There are many applications in which it is desired to measure acceleration, and devices for measuring acceleration are referred to as accelerometers. Because accelerometers are often used in conjunction with integrated circuitry, it is sensible to manufacture accelerometers in manners consistent with integrated circuitry fabrication techniques. Accordingly, many accelerometer designs have been disclosed in the art, and which are basically fabricated as microelectromechanical systems (MEMS) using essentially standard semiconductor manufacturing techniques, such as those based on silicon substrates.
In an accelerometer, a moveable mass is fabricated, and although the mass should be significant, it is in actuality quite small given the semiconductor processing techniques that are used to form it. The mass is sensitive to acceleration, such that an acceleration places a force on the mass (i.e., F=ma). The force generally causes the mass to move, and this movement is somehow electronically detected. For instance, the mass might define a first plate of a capacitor and its movement may vary the spacing between that first plate and a fixed second capacitor plate. A change in plate spacing scales with the inverse of capacitance, as is well known. Thus, as the mass moves, the capacitance of the capacitor will change, and this change in capacitance can be detected and correlated to the acceleration.
While an accelerometer measures the absolute value of the acceleration, an acceleration switch either turns on or off depending on the amount of acceleration that is present. Such acceleration switches are generally designed to have an acceleration threshold that determines the tripping point of the switch. For example, if the acceleration is less than 30 Gs, the switch will be open and will not conduct current; if greater than 30 Gs, the switch will be closed and will conduct a current. In any event, such acceleration switches are generally built using the same principles as are accelerometers. Continuing the example above, if the mass is designed to move such that the first plate touches the fixed second plate at an acceleration of 30 G, then a switch as just described is fabricated. In these examples, the only differences between the accelerometer and the acceleration switch are whether their plates touch during a useful operating range and the detection circuitry to be used (capacitance v. current). Other examples of accelerometers of acceleration switches can be found in the following references, all of which are hereby incorporated by reference in their entireties: U.S. Pat. Nos. 5,545,912; 6,074,890; 7,009,124; and 6,984,541.
One application in which an accelerometer switch is useful is in a wireless tire pressure sensor. Because wireless tire pressure sensors are known, they are not discussed in great detail, and instead the reader is referred to the following U.S. patent applications, which are hereby incorporated by reference in their entireties: U.S. Ser. No. 11/144,549 filed on Jun. 3, 2005 and U.S. Ser. No. 11/144,992 both filed on Jun. 3, 2005. Briefly, such tire pressure sensors generally are insertable into a tire rim's valve stem and include an electronic pressure sensor for measuring the tire pressure, a radio frequency (RF) transmitter, and a power source such as a battery. The tire pressure is read by the sensor and the resulting pressure data is sent to a RF transmitter for transmission to the vehicle's computer, which in turn provides a proper indication of tire pressure to the driver (e.g., such as by illuminating a low tire indicator on the vehicle's dashboard).

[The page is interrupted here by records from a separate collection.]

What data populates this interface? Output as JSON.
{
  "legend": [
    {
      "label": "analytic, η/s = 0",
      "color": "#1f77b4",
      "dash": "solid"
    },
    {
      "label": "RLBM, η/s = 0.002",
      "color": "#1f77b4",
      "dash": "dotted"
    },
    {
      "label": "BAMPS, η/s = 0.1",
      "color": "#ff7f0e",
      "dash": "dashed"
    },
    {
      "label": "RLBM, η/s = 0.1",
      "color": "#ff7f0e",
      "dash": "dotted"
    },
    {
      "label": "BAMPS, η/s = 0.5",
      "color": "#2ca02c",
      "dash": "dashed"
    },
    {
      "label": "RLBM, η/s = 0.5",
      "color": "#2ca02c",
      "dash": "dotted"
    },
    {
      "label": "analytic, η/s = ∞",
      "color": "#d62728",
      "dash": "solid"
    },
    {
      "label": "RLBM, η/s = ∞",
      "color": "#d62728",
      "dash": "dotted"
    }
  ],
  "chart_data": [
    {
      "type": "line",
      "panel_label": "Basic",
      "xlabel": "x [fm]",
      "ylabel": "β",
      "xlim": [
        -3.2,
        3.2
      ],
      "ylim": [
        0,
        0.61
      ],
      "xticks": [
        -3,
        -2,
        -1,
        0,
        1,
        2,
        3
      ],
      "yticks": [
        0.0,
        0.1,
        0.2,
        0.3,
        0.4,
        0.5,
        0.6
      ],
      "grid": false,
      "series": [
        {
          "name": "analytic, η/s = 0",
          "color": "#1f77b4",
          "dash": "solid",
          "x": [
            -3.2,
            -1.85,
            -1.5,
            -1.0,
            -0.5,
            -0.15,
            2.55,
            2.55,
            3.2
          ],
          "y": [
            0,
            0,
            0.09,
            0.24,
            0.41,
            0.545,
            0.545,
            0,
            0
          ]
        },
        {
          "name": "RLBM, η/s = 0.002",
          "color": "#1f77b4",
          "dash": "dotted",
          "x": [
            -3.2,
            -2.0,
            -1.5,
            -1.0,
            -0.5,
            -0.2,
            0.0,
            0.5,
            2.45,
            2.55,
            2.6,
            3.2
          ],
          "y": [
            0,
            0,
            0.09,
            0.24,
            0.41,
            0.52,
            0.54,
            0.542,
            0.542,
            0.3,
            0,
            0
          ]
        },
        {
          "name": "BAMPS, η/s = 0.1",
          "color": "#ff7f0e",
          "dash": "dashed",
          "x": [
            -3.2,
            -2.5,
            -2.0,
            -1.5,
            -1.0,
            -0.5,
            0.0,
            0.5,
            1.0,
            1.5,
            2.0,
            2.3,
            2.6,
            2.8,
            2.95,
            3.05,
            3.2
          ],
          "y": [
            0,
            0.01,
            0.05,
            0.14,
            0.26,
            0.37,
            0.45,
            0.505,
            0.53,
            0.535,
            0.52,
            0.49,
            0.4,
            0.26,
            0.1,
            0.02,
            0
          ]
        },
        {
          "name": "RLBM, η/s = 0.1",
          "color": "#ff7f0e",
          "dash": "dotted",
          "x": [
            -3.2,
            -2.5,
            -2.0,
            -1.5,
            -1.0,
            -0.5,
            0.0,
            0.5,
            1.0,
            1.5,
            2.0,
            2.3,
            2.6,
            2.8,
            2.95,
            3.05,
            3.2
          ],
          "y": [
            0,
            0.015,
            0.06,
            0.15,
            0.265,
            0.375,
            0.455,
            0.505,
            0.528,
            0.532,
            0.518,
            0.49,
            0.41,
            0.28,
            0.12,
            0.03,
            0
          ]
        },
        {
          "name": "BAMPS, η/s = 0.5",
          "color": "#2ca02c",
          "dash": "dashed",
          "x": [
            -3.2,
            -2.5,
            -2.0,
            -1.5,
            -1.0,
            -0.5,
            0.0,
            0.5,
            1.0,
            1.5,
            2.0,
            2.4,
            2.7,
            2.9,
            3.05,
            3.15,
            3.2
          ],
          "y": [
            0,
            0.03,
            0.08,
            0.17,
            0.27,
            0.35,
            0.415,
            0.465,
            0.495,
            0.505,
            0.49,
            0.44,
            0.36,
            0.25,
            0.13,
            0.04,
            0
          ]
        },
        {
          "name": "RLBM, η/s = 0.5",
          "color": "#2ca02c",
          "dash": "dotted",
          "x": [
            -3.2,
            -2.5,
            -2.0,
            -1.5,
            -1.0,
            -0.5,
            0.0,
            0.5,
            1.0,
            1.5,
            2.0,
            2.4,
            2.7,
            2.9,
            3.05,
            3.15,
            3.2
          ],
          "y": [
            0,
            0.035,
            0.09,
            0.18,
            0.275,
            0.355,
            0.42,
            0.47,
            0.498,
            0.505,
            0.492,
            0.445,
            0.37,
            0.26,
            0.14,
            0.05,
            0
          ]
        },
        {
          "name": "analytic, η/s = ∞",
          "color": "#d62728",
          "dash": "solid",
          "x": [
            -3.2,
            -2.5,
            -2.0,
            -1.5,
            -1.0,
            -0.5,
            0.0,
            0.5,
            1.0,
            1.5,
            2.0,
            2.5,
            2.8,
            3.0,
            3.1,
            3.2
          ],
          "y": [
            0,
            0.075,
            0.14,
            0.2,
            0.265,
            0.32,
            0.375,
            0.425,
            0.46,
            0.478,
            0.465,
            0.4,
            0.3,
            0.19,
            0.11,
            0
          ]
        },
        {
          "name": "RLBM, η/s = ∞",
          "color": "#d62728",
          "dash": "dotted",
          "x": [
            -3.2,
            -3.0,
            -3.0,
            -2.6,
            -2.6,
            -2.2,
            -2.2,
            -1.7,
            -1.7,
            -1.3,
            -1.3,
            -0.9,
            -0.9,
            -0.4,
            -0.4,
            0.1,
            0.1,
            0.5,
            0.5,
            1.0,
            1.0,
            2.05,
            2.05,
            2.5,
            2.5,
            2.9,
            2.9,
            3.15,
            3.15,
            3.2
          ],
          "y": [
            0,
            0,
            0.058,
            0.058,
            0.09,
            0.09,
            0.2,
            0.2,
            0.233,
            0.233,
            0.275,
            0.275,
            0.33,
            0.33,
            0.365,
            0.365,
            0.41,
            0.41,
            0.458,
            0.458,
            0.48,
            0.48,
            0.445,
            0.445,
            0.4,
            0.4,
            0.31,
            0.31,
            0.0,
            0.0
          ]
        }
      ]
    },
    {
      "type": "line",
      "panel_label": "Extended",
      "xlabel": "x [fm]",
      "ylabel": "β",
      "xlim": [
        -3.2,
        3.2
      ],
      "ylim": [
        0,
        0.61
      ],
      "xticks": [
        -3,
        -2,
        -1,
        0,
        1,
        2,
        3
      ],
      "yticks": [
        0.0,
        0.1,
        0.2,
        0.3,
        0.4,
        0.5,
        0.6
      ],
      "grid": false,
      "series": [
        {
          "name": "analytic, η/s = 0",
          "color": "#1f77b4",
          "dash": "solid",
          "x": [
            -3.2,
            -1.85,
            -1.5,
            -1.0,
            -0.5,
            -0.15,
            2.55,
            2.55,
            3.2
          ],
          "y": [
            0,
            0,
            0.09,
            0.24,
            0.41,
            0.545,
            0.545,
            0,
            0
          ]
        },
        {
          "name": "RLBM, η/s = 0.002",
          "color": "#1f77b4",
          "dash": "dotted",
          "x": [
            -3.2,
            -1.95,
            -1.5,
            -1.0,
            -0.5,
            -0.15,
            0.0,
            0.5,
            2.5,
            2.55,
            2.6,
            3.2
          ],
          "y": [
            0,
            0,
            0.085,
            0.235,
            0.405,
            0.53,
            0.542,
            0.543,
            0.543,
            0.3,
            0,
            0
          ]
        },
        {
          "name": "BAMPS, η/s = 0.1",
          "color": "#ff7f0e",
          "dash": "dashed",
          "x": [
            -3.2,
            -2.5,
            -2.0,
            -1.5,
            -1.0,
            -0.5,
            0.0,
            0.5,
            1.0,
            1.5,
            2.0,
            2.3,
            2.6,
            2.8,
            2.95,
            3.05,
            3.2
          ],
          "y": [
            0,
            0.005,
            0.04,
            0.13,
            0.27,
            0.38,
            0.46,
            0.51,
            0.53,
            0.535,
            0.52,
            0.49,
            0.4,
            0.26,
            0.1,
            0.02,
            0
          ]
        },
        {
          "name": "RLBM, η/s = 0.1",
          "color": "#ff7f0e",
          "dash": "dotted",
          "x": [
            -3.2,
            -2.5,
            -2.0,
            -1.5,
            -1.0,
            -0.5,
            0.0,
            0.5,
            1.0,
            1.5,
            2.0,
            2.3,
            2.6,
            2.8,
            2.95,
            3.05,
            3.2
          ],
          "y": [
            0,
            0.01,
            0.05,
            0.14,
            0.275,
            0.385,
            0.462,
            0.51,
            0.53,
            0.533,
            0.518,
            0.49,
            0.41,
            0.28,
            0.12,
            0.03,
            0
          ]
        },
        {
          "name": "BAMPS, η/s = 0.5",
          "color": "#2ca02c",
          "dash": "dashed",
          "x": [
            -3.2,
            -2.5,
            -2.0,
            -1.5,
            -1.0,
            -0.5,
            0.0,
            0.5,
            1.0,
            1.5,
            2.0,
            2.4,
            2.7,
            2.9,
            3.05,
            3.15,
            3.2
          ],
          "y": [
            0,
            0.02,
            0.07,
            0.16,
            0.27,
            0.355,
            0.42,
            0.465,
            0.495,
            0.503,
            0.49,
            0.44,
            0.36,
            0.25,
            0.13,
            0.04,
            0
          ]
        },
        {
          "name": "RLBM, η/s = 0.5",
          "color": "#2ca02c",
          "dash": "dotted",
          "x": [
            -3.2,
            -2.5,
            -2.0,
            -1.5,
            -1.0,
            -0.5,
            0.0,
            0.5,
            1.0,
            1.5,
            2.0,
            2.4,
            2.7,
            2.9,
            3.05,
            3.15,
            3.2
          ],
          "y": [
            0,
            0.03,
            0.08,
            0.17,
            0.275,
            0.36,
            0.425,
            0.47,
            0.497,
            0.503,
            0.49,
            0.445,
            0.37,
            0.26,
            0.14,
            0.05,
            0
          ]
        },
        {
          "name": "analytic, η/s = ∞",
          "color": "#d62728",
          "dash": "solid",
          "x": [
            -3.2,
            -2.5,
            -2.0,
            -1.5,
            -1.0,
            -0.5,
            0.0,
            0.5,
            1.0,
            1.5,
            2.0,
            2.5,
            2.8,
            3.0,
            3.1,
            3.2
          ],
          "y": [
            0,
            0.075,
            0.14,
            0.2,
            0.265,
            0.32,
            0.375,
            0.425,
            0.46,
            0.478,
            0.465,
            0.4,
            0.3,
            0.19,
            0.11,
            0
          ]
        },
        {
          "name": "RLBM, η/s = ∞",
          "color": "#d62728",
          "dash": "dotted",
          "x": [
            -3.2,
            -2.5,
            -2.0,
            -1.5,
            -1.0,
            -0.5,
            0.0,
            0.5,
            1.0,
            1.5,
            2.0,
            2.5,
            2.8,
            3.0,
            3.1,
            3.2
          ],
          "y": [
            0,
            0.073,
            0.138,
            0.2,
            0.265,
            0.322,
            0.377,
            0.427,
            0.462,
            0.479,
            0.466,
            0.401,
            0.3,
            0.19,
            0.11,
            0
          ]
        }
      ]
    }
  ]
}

An acceleration switch can be used in the context of a wireless tire pressure sensor to conserve battery power. In this regard, it is desirable to more frequently transmit tire pressure data from the sensor to the vehicle's computer at higher vehicle speeds than at lower speeds. Thus, it might be preferred to transmit tire pressure data more frequently, perhaps every 30 seconds, when the car is traveling faster than 25 mph. However, it might only be necessary to transmit tire pressure data quite infrequently when the car is traveling slower than 25 mph or not moving at all; in such cases, transmitting at the faster rate would be wasteful of battery power. Accordingly, the accelerometer switch can be tuned to trip at 25 mph. (Note that the centripetal acceleration detected by the acceleration switch scales with the square of the rotational speed divided by the radius from the center of the wheel). Therefore, the acceleration switch can be used to control the tire pressure data transmission rate, saving battery life.
While both accelerometers and accelerator switches are useful, previous designs have been complicated to manufacture, or suffer from reliability concerns. For example, in accelerations switches, which rely on an electrode on the moving mass making contact with another electrode to establish a current, the mechanical action at the electrodes can cause them to degrade. Or, the passage of current through the electrodes may cause localized resistive heating which cause the electrodes to weld together. This means currents lower than optimal might have to be used. In short, an improved accelerometer or acceleration switch design that is reliable and cheaper to produce would be of benefit to the art of tire pressure sensors, and any other arts in which such devices could be used.